As a teacher I can present the TED (Technology, Education, Design) lectures as a resource for classroom activities and studies. I can edit the online lecture and the resources to suit the needs of the lesson I offer. By sharing this resource with students, they can repeatedly watch the lecture more than once and take the quizzes as many times as possible. The teacher can opt to have the student scores available or not. There are short answer think questions and dig deeper activities as well. So, for example, as a teacher I can choose to teach a civil rights lesson or a global urban development lesson, I can expect students to achieve 45 points per week and can allow them to choose tasks of various values that will help them process their learning and their engagement. How students get those points is their responsibility, but TED-ED is one available resource to help them earn points outside the confines of the classroom. Here is an example of an outstanding TED-Ed lesson.
TED-Ed Here's an example, Greening the Ghetto,
Foundation for Teaching Economics - lesson plans This site provides Games and Simulations that teach simple economic concepts through inquiry based models. History provides a background, the activities provide a means for experimenting in the causes, consequences and possibilities resulting from economic choices and the principles. It is expected that the simulations will take a life of their own. Students will try to change the rules of the game, they will engage or disengage but will turn to the teacher for explanations along the way. There is always opportunity for great discussion and tangible understanding of difficult economic ideas. Most lessons were designed by educators and tested on diverse populations of learners. I have remodeled lessons to include both specific and broad historic interpretations.

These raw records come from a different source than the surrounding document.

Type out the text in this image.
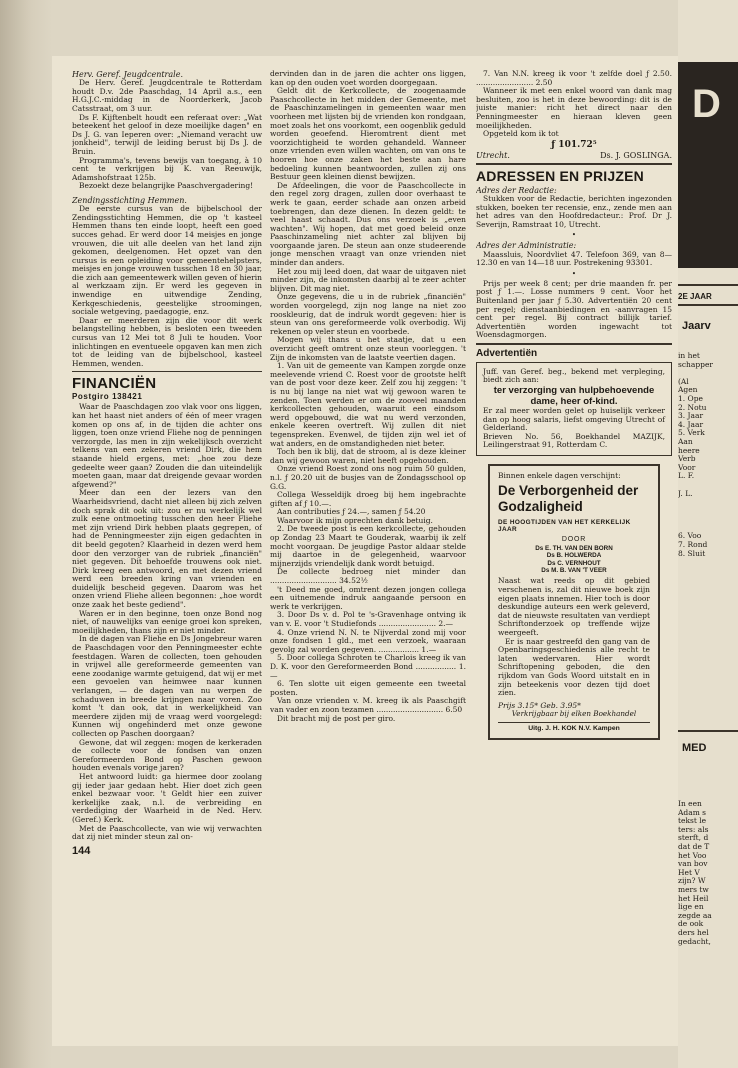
Herv. Geref. Jeugdcentrale.

De Herv. Geref. Jeugdcentrale te Rotterdam houdt D.v. 2de Paaschdag, 14 April a.s., een H.G.J.C.-middag in de Noorderkerk, Jacob Catsstraat, om 3 uur.

Ds F. Kijftenbelt houdt een referaat over: „Wat beteekent het geloof in deze moeilijke dagen" en Ds J. G. van Ieperen over: „Niemand veracht uw jonkheid", terwijl de leiding berust bij Ds J. de Bruin.

Programma's, tevens bewijs van toegang, à 10 cent te verkrijgen bij K. van Reeuwijk, Adamshofstraat 125b.

Bezoekt deze belangrijke Paaschvergadering!

Zendingsstichting Hemmen.

De eerste cursus van de bijbelschool der Zendingsstichting Hemmen, die op 't kasteel Hemmen thans ten einde loopt, heeft een goed succes gehad. Er werd door 14 meisjes en jonge vrouwen, die uit alle deelen van het land zijn gekomen, deelgenomen. Het opzet van den cursus is een opleiding voor gemeentehelpsters, meisjes en jonge vrouwen tusschen 18 en 30 jaar, die zich aan gemeentewerk willen geven of hierin al werkzaam zijn. Er werd les gegeven in inwendige en uitwendige Zending, Kerkgeschiedenis, geestelijke stroomingen, sociale wetgeving, paedagogie, enz.

Daar er meerderen zijn die voor dit werk belangstelling hebben, is besloten een tweeden cursus van 12 Mei tot 8 Juli te houden. Voor inlichtingen en eventueele opgaven kan men zich tot de leiding van de bijbelschool, kasteel Hemmen, wenden.

FINANCIËN
Postgiro 138421

Waar de Paaschdagen zoo vlak voor ons liggen, kan het haast niet anders of één of meer vragen komen op ons af, in de tijden die achter ons liggen, toen onze vriend Fliehe nog de penningen verzorgde, las men in zijn wekelijksch overzicht telkens van een zekeren vriend Dirk, die hem staande hield ergens, met: „hoe zou deze gedeelte weer gaan? Zouden die dan uiteindelijk moeten gaan, maar dat dreigende gevaar worden afgewend?"

Meer dan een der lezers van den Waarheidsvriend, dacht niet alleen bij zich zelven doch sprak dit ook uit: zou er nu werkelijk wel zulk eene ontmoeting tusschen den heer Fliehe met zijn vriend Dirk hebben plaats gegrepen, of had de Penningmeester zijn eigen gedachten in dit beeld gegoten? Klaarheid in dezen werd hem door den verzorger van de rubriek „financiën" niet gegeven. Dit behoefde trouwens ook niet. Dirk kreeg een antwoord, en met dezen vriend werd een breeden kring van vrienden en duidelijk bescheid gegeven. Daarom was het onzen vriend Fliehe alleen begonnen: „hoe wordt onze zaak het beste gediend".

Waren er in den beginne, toen onze Bond nog niet, of nauwelijks van eenige groei kon spreken, moeilijkheden, thans zijn er niet minder.

In de dagen van Fliehe en Ds Jongebreur waren de Paaschdagen voor den Penningmeester echte feestdagen. Waren de collecten, toen gehouden in vrijwel alle gereformeerde gemeenten van eene zoodanige warmte getuigend, dat wij er met een gevoelen van heimwee naar kunnen verlangen, — de dagen van nu werpen de schaduwen in breede krijngen naar voren. Zoo komt 't dan ook, dat in werkelijkheid van meerdere zijden mij de vraag werd voorgelegd: Kunnen wij ongehinderd met onze gewone collecten op Paschen doorgaan?

Gewone, dat wil zeggen: mogen de kerkeraden de collecte voor de fondsen van onzen Gereformeerden Bond op Paschen gewoon houden evenals vorige jaren?

Het antwoord luidt: ga hiermee door zoolang gij ieder jaar gedaan hebt. Hier doet zich geen enkel bezwaar voor. 't Geldt hier een zuiver kerkelijke zaak, n.l. de verbreiding en verdediging der Waarheid in de Ned. Herv. (Geref.) Kerk.

Met de Paaschcollecte, van wie wij verwachten dat zij niet minder steun zal on-

144

dervinden dan in de jaren die achter ons liggen, kan op den ouden voet worden doorgegaan.

Geldt dit de Kerkcollecte, de zoogenaamde Paaschcollecte in het midden der Gemeente, met de Paaschinzamelingen in gemeenten waar men voorheen met lijsten bij de vrienden kon rondgaan, moet zoals het ons voorkomt, een oogenblik geduld worden geoefend. Hieromtrent dient met voorzichtigheid te worden gehandeld. Wanneer onze vrienden even willen wachten, om van ons te hooren hoe onze zaken het beste aan hare bedoeling kunnen beantwoorden, zullen zij ons Bestuur geen kleinen dienst bewijzen.

De Afdeelingen, die voor de Paaschcollecte in den regel zorg dragen, zullen door overhaast te werk te gaan, eerder schade aan onzen arbeid toebrengen, dan deze dienen. In dezen geldt: te veel haast schaadt. Dus ons verzoek is „even wachten". Wij hopen, dat met goed beleid onze Paaschinzameling niet achter zal blijven bij voorgaande jaren. De steun aan onze studeerende jonge menschen vraagt van onze vrienden niet minder dan anders.

Het zou mij leed doen, dat waar de uitgaven niet minder zijn, de inkomsten daarbij al te zeer achter blijven. Dit mag niet.

Onze gegevens, die u in de rubriek „financiën" worden voorgelegd, zijn nog lange na niet zoo rooskleurig, dat de indruk wordt gegeven: hier is steun van ons gereformeerde volk overbodig. Wij rekenen op veler steun en voorbede.

Mogen wij thans u het staatje, dat u een overzicht geeft omtrent onze steun voorleggen. 't Zijn de inkomsten van de laatste veertien dagen.

1. Van uit de gemeente van Kampen zorgde onze meelevende vriend C. Roest voor de grootste helft van de post voor deze keer. Zelf zou hij zeggen: 't is nu bij lange na niet wat wij gewoon waren te zenden. Toen werden er om de zooveel maanden kerkcollecten gehouden, waaruit een eindsom werd opgebouwd, die wat nu werd verzonden, enkele keeren overtreft. Wij zullen dit niet tegenspreken. Evenwel, de tijden zijn wel iet of wat anders, en de omstandigheden niet beter.

Toch ben ik blij, dat de stroom, al is deze kleiner dan wij gewoon waren, niet heeft opgehouden.

Onze vriend Roest zond ons nog ruim 50 gulden, n.l. ƒ 20.20 uit de busjes van de Zondagsschool op G.G.

Collega Wesseldijk droeg bij hem ingebrachte giften af ƒ 10.—.

Aan contributies ƒ 24.—, samen ƒ 54.20

Waarvoor ik mijn oprechten dank betuig.

2. De tweede post is een kerkcollecte, gehouden op Zondag 23 Maart te Gouderak, waarbij ik zelf mocht voorgaan. De jeugdige Pastor aldaar stelde mij daartoe in de gelegenheid, waarvoor mijnerzijds vriendelijk dank wordt betuigd.

De collecte bedroeg niet minder dan ............................ 34.52½

't Deed me goed, omtrent dezen jongen collega een uitnemende indruk aangaande persoon en werk te verkrijgen.

3. Door Ds v. d. Pol te 's-Gravenhage ontving ik van v. E. voor 't Studiefonds ........................ 2.—

4. Onze vriend N. N. te Nijverdal zond mij voor onze fondsen 1 gld., met een verzoek, waaraan gevolg zal worden gegeven. ................. 1.—

5. Door collega Schroten te Charlois kreeg ik van D. K. voor den Gereformeerden Bond ................. 1.—

6. Ten slotte uit eigen gemeente een tweetal posten.

Van onze vrienden v. M. kreeg ik als Paaschgift van vader en zoon tezamen ............................ 6.50

Dit bracht mij de post per giro.

7. Van N.N. kreeg ik voor 't zelfde doel ƒ 2.50. ........................ 2.50

Wanneer ik met een enkel woord van dank mag besluiten, zoo is het in deze bewoording: dit is de juiste manier: richt het direct naar den Penningmeester en hieraan kleven geen moeilijkheden.

Opgeteld kom ik tot

ƒ 101.72⁵
Utrecht.	Ds. J. GOSLINGA.
ADRESSEN EN PRIJZEN
Adres der Redactie:

Stukken voor de Redactie, berichten ingezonden stukken, boeken ter recensie, enz., zende men aan het adres van den Hoofdredacteur.: Prof. Dr J. Severijn, Ramstraat 10, Utrecht.

•
Adres der Administratie:

Maassluis, Noordvliet 47. Telefoon 369, van 8—12.30 en van 14—18 uur. Postrekening 93301.

•

Prijs per week 8 cent; per drie maanden fr. per post ƒ 1.—. Losse nummers 9 cent. Voor het Buitenland per jaar ƒ 5.30. Advertentiën 20 cent per regel; dienstaanbiedingen en -aanvragen 15 cent per regel. Bij contract billijk tarief. Advertentiën worden ingewacht tot Woensdagmorgen.

Advertentiën

Juff. van Geref. beg., bekend met verpleging, biedt zich aan:

ter verzorging van hulpbehoevende dame, heer of-kind.

Er zal meer worden gelet op huiselijk verkeer dan op hoog salaris, liefst omgeving Utrecht of Gelderland.

Brieven No. 56, Boekhandel MAZIJK, Leilingerstraat 91, Rotterdam C.

Binnen enkele dagen verschijnt:

De Verborgenheid der Godzaligheid
DE HOOGTIJDEN VAN HET KERKELIJK JAAR
DOOR
Ds E. TH. VAN DEN BORN
Ds B. HOLWERDA
Ds C. VERNHOUT
Ds M. B. VAN 'T VEER

Naast wat reeds op dit gebied verschenen is, zal dit nieuwe boek zijn eigen plaats innemen. Hier toch is door deskundige auteurs een werk geleverd, dat de nieuwste resultaten van verdiept Schriftonderzoek op treffende wijze weergeeft.

Er is naar gestreefd den gang van de Openbaringsgeschiedenis alle recht te laten wedervaren. Hier wordt Schriftopening geboden, die den rijkdom van Gods Woord uitstalt en in zijn beteekenis voor dezen tijd doet zien.

Prijs 3.15* Geb. 3.95*
Verkrijgbaar bij elken Boekhandel
Uitg. J. H. KOK N.V. Kampen
D
2E JAAR
Jaarv
in het
schapper

(Al
Agen
1. Ope
2. Notu
3. Jaar
4. Jaar
5. Verk
Aan
heere
Verb
Voor
L. F.

J. L.

6. Voo
7. Rond
8. Sluit
MED
In een
Adam s
tekst le
ters: als
sterft, d
dat de T
het Voo
van bov
Het V
zijn? W
mers tw
het Heil
lige en
zegde aa
de ook
ders hel
gedacht,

Homework retake guy, Rick Wormelli.
He explains why there is no reason not to change how we teach. He doesn't lecture educators, he doesn't criticize us, but he explains why we of all people need to change our role in the classroom.
This may seem infantile but don't sweep this aside. Word on the Street- Sesame Street Podcasts are great examples of how simple video can be very powerful for engaging all kinds of learners. In this example, Jack Black explains the word "Octagon"... in less than 10 minutes. In the video, adults defined an idea, various children on the daily street offer to define the term in their own words, their own dialect. Repetition of the word, cartoon imagery, role play, puppets and skits present the definition in a variety of ways. Simple but also a great model for high school education. How often do we send students out into the school or community to find out what the average person might remember about an important term we are introducing? How often do we have time to have students tell us what they learned in our class or if what they learned was what we had hoped for? Quick video shot by groups of students can be reviewed by teachers at a later time. Reviewing their conversation about what they learned is infinitely more powerful than reading the same short answer question/answer over and over. Allowing students to interview others gives them the sense that they are not alone in how we learn or remember. Even more importantly, how we remember misguided information.